Investor interest has jumped amid challenges in the coronavirus crisis and George Floyd protests.

After outperforming benchmarks during the first quarter of this year, interest in environmental, social, and governance (ESG) investing is surging, though questions remain. 

ESG exchange-traded fund (ETF) investing “should at least double” this year, according to Tom Lydon, the chief executive at ETF Trends who went on CNBC’s ETF Edge last week. “There is definitely more interest there,” he added.  

Investor interest has certainly spiked in recent years. Last year, sustainable open-ended funds and ETFs in the US attracted $20.6 billion in assets, a record nearly four times the previous amount, according to Morningstar. 

But Lydon called the record amount a “head scratcher,” given that it does not even come close to the amount generally held in ETFs: a whopping $6 trillion in the US. 

Regardless, Lydon is betting that challenges around the coronavirus crisis and the George Floyd protests will increase investor interest in companies that improve their corporate values.

“Racism has no place in America and the events of last week kind of give corporate America an opportunity to reaffirm that their clients, their employees, their shareholders where they stand on this,” Lydon said.

But some critics say that many ESG funds are essentially tech growth funds, given that outperformers have a heavy allocation toward companies such as Apple and Microsoft. 

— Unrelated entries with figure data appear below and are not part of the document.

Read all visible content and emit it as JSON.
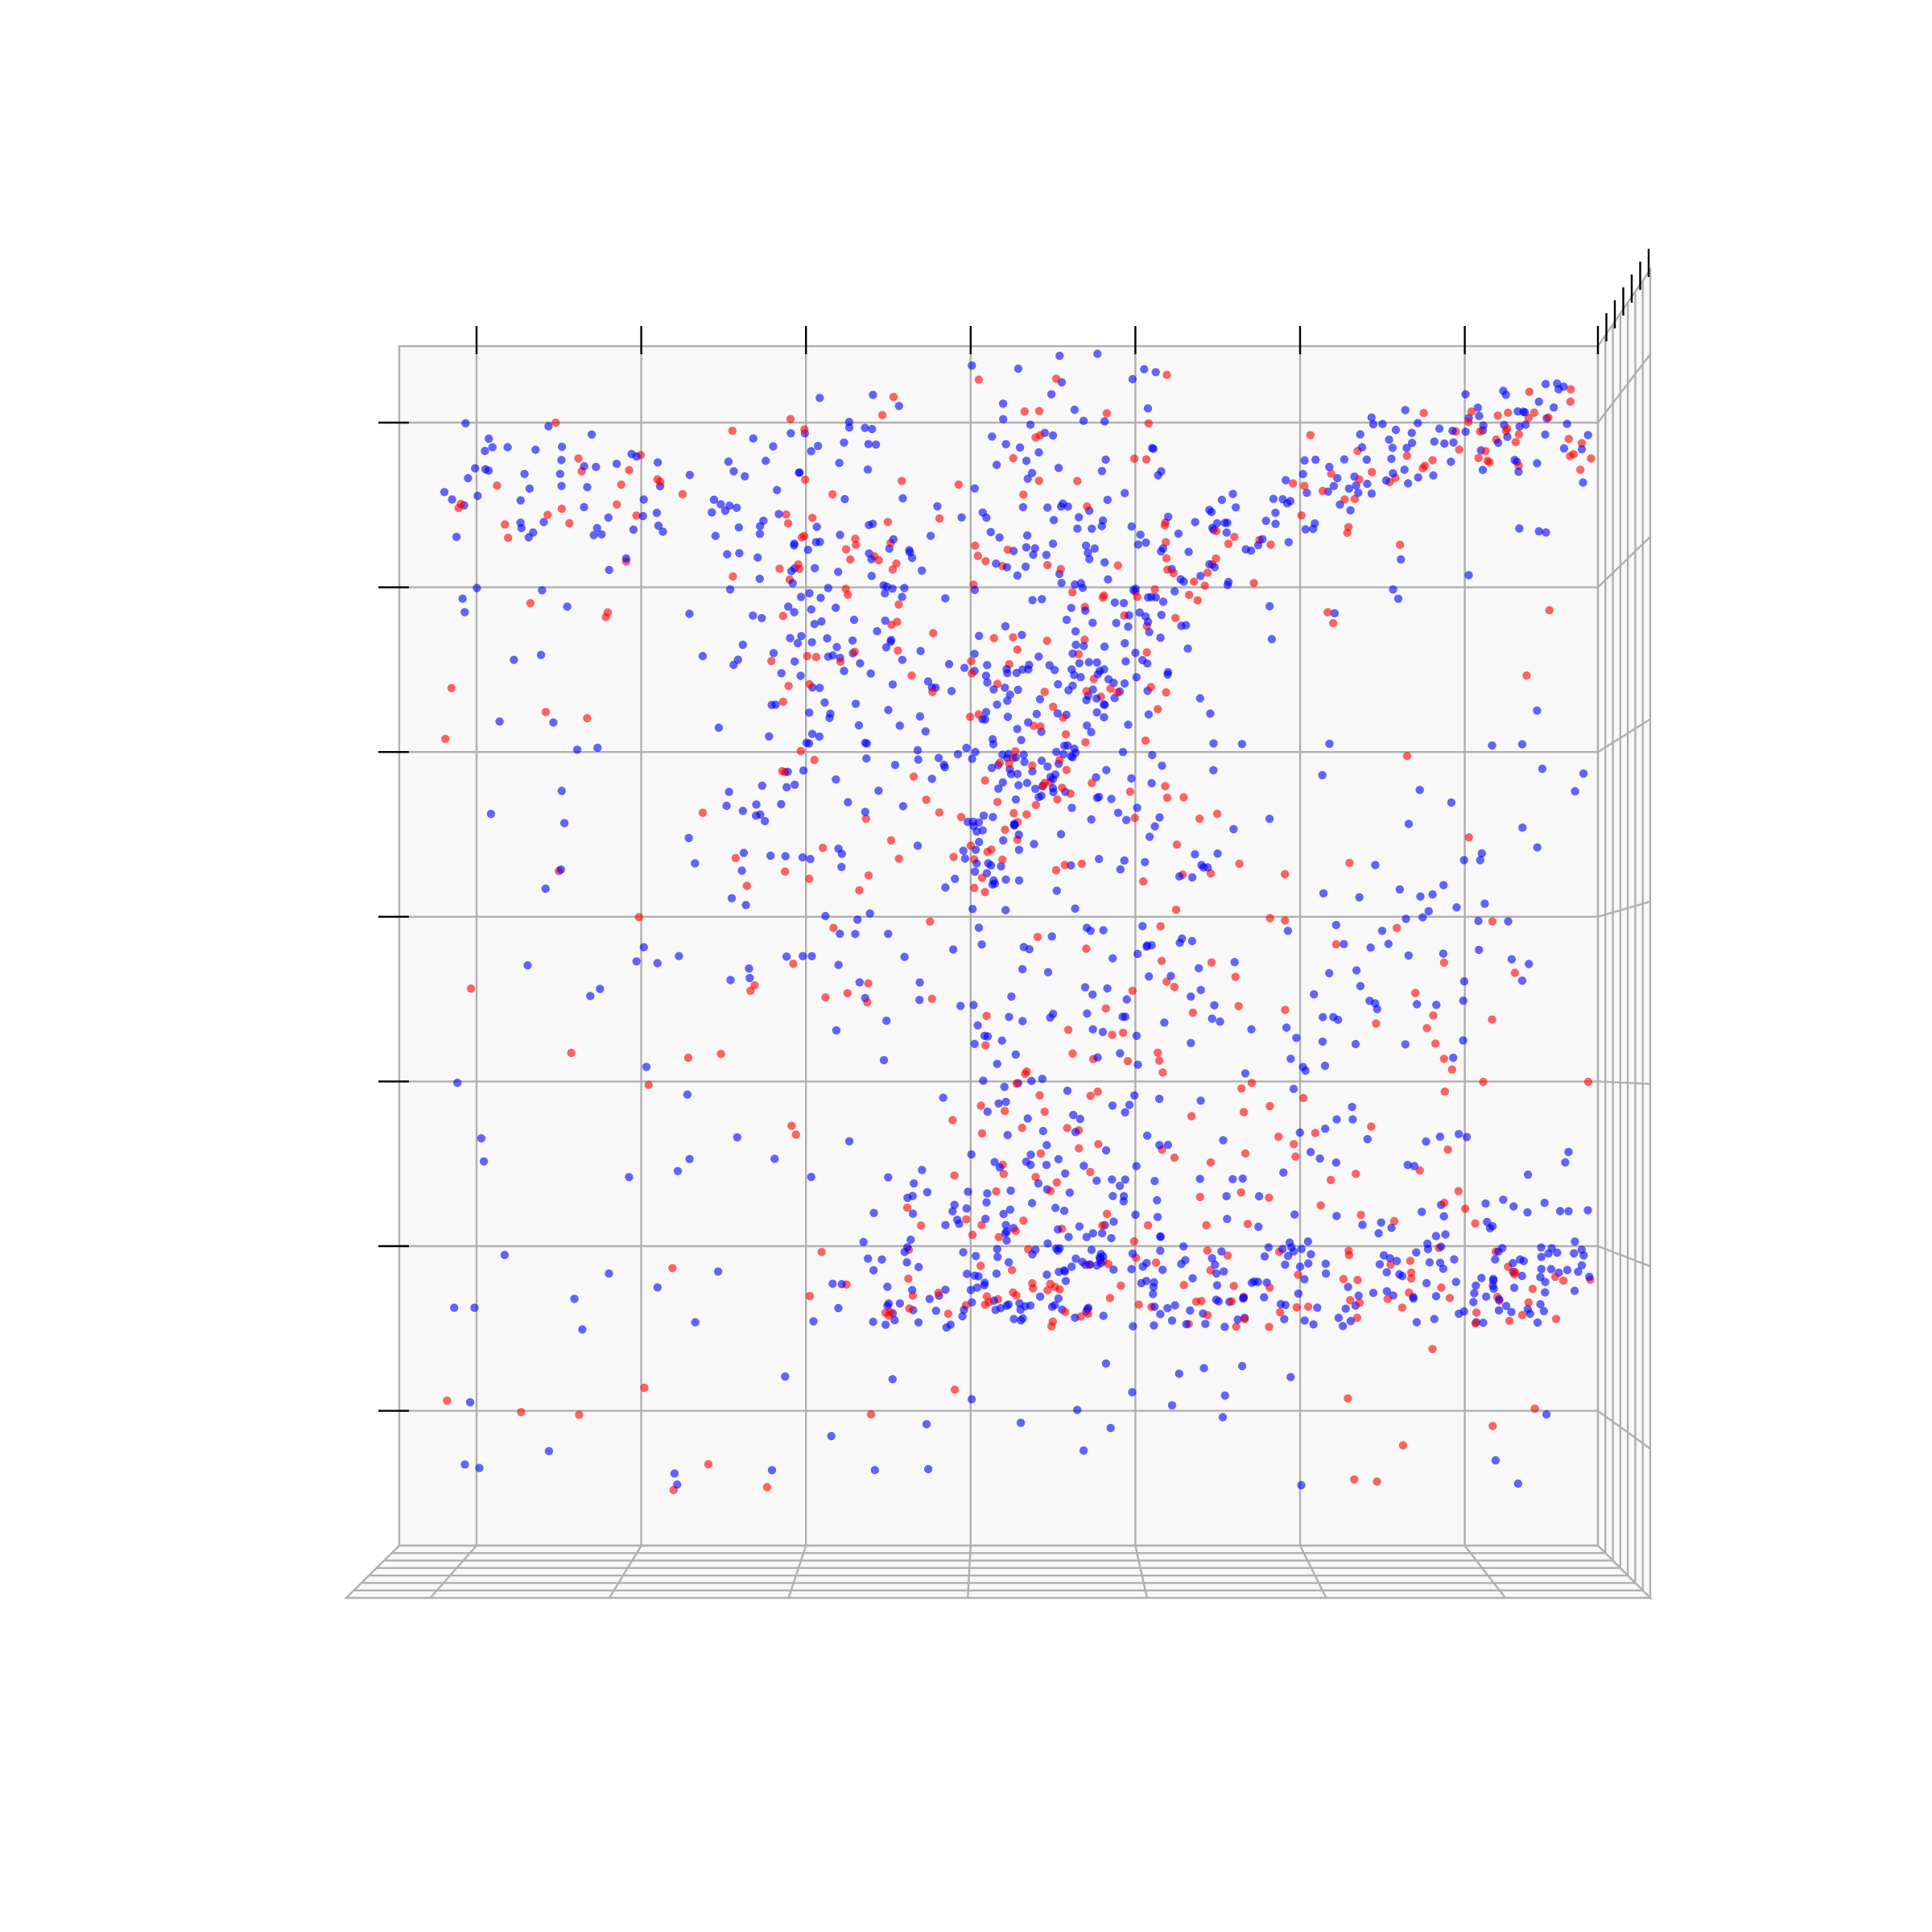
{
  "chart_data": {
    "type": "scatter",
    "title": "",
    "xlabel": "",
    "ylabel": "",
    "zlabel": "",
    "view": "3d-top-down",
    "tick_labels_visible": false,
    "grid": true,
    "legend": "none",
    "series": [
      {
        "color": "#0000ff",
        "alpha": 0.6
      },
      {
        "color": "#ff0000",
        "alpha": 0.6
      }
    ],
    "regions": [
      {
        "shape": "arc_band",
        "center": [
          6.6,
          1.5
        ],
        "radius": 5.5,
        "width": 0.5,
        "from_deg": 20,
        "to_deg": 150,
        "density": 0.22
      },
      {
        "shape": "rect",
        "x": [
          2.0,
          7.0
        ],
        "y": [
          1.5,
          2.0
        ],
        "density": 0.2
      },
      {
        "shape": "rect",
        "x": [
          2.5,
          7.0
        ],
        "y": [
          1.5,
          2.5
        ],
        "density": 0.1
      },
      {
        "shape": "rect",
        "x": [
          3.0,
          4.2
        ],
        "y": [
          4.5,
          7.5
        ],
        "density": 0.12
      },
      {
        "shape": "rect",
        "x": [
          3.0,
          4.2
        ],
        "y": [
          1.5,
          3.5
        ],
        "density": 0.14
      },
      {
        "shape": "rect",
        "x": [
          1.5,
          4.5
        ],
        "y": [
          3.5,
          6.5
        ],
        "density": 0.08
      },
      {
        "shape": "rect",
        "x": [
          4.0,
          6.2
        ],
        "y": [
          2.5,
          4.5
        ],
        "density": 0.05
      },
      {
        "shape": "rect",
        "x": [
          -0.2,
          2.0
        ],
        "y": [
          6.3,
          7.0
        ],
        "density": 0.12
      },
      {
        "shape": "rect",
        "x": [
          1.8,
          2.6
        ],
        "y": [
          5.5,
          7.2
        ],
        "density": 0.12
      },
      {
        "shape": "rect",
        "x": [
          -0.2,
          6.8
        ],
        "y": [
          0.5,
          7.0
        ],
        "density": 0.02
      }
    ],
    "ticks": {
      "x": [
        0,
        1,
        2,
        3,
        4,
        5,
        6
      ],
      "y": [
        1,
        2,
        3,
        4,
        5,
        6,
        7
      ]
    }
  }
}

For example, about 14 out of 17 ESG exchange-traded and mutual funds with more than $250 million in assets under management lost less value than the S&P 500 index in the first quarter, according to S&P Global Market Intelligence.

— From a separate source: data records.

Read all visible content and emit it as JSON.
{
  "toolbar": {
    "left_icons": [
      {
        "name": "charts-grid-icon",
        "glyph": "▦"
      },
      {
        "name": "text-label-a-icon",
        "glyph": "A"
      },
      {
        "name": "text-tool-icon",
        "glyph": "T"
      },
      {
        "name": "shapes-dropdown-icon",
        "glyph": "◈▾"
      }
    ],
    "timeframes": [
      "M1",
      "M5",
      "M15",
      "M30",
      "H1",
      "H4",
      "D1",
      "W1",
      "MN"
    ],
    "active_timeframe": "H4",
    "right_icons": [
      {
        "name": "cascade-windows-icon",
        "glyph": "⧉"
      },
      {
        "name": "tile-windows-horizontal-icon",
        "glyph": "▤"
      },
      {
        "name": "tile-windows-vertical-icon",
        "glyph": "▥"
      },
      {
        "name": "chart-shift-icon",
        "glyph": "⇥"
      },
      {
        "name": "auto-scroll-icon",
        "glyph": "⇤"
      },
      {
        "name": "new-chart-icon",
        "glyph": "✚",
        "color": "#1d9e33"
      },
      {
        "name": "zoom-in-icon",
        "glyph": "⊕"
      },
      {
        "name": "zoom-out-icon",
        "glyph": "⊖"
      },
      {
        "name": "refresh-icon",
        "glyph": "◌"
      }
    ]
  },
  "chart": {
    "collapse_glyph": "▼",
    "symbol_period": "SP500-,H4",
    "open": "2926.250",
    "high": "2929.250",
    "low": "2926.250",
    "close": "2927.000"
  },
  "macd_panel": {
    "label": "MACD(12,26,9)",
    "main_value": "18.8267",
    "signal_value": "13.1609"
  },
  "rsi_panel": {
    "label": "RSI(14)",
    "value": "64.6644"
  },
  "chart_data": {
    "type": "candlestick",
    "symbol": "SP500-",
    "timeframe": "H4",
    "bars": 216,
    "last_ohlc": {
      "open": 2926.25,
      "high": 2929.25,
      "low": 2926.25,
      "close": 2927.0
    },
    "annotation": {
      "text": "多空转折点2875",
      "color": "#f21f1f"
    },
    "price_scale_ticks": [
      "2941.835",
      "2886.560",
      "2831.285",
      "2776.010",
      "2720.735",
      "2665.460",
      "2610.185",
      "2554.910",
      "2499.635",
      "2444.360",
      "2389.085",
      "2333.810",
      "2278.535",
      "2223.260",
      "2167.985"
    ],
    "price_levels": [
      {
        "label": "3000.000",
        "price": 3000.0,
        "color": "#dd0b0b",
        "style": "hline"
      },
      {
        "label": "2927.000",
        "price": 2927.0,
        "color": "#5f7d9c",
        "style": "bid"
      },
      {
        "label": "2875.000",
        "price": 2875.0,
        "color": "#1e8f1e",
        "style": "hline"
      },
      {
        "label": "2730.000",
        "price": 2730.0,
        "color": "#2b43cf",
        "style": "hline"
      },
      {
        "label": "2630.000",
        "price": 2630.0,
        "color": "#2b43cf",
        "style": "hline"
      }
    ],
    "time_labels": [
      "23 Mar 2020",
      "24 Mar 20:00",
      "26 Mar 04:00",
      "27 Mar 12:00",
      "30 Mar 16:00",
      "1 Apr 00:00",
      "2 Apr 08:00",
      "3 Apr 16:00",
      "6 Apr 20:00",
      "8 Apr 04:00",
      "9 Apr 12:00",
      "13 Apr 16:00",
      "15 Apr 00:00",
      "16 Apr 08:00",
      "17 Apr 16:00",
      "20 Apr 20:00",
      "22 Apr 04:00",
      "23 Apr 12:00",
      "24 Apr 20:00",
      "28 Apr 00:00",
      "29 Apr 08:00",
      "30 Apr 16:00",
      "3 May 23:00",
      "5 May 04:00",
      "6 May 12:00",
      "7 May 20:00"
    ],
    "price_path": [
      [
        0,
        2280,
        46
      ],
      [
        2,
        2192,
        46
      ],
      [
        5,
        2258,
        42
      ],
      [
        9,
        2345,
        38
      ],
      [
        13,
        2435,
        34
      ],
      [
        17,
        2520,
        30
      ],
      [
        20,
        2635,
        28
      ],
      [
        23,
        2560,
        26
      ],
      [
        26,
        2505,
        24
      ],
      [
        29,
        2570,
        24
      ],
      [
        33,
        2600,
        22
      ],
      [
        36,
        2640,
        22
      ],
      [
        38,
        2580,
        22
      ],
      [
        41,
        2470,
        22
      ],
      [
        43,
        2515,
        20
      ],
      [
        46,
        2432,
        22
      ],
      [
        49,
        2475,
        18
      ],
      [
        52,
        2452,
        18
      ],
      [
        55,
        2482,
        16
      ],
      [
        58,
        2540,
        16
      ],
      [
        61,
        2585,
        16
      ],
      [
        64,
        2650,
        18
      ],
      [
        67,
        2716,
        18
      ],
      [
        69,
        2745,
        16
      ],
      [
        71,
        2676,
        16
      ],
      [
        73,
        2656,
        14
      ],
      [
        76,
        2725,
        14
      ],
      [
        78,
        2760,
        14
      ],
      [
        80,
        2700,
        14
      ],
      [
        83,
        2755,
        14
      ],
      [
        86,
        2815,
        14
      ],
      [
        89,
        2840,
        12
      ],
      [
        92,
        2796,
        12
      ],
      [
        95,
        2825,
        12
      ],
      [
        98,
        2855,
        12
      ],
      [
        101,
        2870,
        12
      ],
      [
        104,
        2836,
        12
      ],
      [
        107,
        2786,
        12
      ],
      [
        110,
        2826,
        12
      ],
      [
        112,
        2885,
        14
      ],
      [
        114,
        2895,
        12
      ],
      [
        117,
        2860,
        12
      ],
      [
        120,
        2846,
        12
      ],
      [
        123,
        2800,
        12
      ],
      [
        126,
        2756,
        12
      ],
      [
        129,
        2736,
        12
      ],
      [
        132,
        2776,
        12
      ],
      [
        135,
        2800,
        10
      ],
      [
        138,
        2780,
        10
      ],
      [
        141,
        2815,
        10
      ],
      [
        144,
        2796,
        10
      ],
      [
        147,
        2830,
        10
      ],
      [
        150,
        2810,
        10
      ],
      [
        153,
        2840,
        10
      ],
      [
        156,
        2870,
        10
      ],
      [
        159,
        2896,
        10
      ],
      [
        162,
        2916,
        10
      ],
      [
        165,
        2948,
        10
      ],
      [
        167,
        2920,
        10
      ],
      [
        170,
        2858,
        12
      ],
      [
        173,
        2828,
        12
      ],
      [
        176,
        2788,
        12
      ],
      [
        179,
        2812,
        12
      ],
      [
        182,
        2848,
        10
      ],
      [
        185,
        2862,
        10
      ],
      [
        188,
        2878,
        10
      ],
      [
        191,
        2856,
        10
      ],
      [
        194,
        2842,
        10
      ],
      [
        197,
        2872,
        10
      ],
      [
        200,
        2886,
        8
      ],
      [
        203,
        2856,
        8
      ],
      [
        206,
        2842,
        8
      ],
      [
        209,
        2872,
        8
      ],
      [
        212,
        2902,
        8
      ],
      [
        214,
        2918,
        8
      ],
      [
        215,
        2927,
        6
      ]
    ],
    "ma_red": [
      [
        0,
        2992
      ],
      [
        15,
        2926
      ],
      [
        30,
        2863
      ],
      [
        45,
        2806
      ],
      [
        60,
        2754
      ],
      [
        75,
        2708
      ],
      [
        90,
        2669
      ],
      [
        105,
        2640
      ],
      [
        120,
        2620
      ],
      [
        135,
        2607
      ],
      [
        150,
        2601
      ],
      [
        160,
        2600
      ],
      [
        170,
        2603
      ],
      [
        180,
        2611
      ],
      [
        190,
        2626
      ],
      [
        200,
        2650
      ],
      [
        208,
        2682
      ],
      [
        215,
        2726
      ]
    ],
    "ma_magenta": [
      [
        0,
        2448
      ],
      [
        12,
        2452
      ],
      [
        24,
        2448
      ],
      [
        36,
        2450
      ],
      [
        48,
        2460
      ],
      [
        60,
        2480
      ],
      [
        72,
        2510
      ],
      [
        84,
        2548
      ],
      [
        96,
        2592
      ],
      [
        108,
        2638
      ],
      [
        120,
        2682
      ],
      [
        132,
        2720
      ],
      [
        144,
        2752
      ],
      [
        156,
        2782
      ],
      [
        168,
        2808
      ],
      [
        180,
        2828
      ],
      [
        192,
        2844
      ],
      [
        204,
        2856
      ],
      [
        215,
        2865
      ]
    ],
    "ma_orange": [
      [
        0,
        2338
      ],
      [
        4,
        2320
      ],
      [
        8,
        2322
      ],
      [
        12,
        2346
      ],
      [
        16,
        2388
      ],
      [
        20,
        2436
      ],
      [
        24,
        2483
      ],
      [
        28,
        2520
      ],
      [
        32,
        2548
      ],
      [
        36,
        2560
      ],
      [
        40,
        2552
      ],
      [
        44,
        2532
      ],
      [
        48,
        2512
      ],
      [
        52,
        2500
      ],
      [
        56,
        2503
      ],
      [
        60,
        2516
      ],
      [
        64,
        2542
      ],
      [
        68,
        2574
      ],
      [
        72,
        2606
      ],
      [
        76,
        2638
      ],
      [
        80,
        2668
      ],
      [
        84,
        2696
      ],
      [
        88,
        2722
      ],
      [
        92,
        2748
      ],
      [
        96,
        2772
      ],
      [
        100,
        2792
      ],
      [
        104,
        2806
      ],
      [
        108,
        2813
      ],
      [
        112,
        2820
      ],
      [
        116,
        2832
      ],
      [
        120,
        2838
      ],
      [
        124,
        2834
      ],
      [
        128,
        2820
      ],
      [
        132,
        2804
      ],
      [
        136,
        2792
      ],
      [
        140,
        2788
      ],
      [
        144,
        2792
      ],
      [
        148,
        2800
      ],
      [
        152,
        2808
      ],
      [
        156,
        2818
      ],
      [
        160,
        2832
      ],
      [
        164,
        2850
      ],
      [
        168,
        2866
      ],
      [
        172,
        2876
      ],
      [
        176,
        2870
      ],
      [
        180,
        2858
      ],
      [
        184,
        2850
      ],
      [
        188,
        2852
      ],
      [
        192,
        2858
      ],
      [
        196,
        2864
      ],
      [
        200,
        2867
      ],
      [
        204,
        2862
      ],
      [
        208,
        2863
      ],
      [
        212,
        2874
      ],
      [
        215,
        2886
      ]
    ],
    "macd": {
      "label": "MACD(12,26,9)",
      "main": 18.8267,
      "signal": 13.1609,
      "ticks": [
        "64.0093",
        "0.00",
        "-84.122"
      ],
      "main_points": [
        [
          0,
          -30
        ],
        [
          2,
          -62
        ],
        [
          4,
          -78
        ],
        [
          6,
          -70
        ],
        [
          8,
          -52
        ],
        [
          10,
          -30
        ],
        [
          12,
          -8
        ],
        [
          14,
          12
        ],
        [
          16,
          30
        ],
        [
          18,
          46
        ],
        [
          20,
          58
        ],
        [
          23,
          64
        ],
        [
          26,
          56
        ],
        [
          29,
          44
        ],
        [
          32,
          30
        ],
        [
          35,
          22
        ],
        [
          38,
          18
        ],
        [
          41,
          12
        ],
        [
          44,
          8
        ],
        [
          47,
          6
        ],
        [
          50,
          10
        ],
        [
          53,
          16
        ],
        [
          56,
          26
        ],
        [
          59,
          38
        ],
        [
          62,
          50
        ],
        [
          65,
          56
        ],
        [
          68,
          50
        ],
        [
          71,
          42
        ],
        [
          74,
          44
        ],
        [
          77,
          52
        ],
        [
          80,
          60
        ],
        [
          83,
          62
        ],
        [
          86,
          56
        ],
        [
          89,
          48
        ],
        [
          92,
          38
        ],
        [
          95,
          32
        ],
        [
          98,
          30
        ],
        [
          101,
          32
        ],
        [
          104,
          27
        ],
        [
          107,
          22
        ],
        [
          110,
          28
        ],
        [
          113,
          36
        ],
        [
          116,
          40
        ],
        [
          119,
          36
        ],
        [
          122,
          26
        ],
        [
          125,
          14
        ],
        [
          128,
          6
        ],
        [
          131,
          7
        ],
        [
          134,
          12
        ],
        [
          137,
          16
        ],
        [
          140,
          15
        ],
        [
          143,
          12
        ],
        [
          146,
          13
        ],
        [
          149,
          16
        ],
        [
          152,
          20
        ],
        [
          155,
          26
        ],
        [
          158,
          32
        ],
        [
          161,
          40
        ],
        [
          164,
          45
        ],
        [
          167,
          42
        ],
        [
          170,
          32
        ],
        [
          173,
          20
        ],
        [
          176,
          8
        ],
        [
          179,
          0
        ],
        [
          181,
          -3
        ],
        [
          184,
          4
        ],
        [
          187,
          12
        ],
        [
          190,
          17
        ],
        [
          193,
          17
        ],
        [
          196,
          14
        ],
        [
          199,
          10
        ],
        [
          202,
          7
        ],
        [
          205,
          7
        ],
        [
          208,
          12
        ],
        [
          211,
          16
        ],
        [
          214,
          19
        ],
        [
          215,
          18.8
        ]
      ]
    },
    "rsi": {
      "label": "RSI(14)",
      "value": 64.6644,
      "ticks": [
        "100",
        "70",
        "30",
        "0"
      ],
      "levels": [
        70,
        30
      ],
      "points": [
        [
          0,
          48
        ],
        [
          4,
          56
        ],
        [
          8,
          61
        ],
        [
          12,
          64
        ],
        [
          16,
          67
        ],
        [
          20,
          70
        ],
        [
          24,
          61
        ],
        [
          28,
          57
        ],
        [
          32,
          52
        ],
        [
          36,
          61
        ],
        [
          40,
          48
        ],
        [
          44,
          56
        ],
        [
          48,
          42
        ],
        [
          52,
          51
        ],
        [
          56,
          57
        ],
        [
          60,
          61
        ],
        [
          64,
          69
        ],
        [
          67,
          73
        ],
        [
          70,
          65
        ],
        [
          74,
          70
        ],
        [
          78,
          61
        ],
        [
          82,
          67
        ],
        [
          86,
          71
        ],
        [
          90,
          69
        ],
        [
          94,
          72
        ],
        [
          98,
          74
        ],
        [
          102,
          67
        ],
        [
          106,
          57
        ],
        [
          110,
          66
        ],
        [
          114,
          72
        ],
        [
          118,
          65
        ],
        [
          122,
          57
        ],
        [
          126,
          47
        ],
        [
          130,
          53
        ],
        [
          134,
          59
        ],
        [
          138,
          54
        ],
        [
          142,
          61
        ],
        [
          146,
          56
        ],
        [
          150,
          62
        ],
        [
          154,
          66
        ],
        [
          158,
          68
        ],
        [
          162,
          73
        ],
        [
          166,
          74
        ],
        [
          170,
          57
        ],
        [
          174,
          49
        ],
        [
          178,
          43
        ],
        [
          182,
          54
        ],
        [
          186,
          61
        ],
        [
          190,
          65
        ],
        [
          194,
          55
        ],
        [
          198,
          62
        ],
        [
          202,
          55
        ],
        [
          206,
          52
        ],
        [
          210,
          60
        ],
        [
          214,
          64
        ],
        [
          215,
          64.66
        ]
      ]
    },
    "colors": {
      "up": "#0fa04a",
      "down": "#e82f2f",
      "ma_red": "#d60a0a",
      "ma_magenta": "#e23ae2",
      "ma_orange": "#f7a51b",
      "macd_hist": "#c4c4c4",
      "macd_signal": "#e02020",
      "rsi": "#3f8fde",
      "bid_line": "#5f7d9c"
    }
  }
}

The top performer on the list was the tech-heavy Nuveen Winslow Large-Cap Growth ESG Fund, which gained 3.4% this year through May 15, compared with an 11.4% decline in the S&P 500. The Nuveen ESG fund is about 45% invested in the information technology sector.

But advocates say the tech-heavy ESG funds are meant to act as better alternatives to core index funds.

“Those are the companies that are not only doing well in the coronavirus environment, but probably coming out on the other end of this, are going to continue to do well,” Lydon said. 

“And if those have high ESG scores, which they do, that does nothing but help improve the confidence of the average investor there,” he added.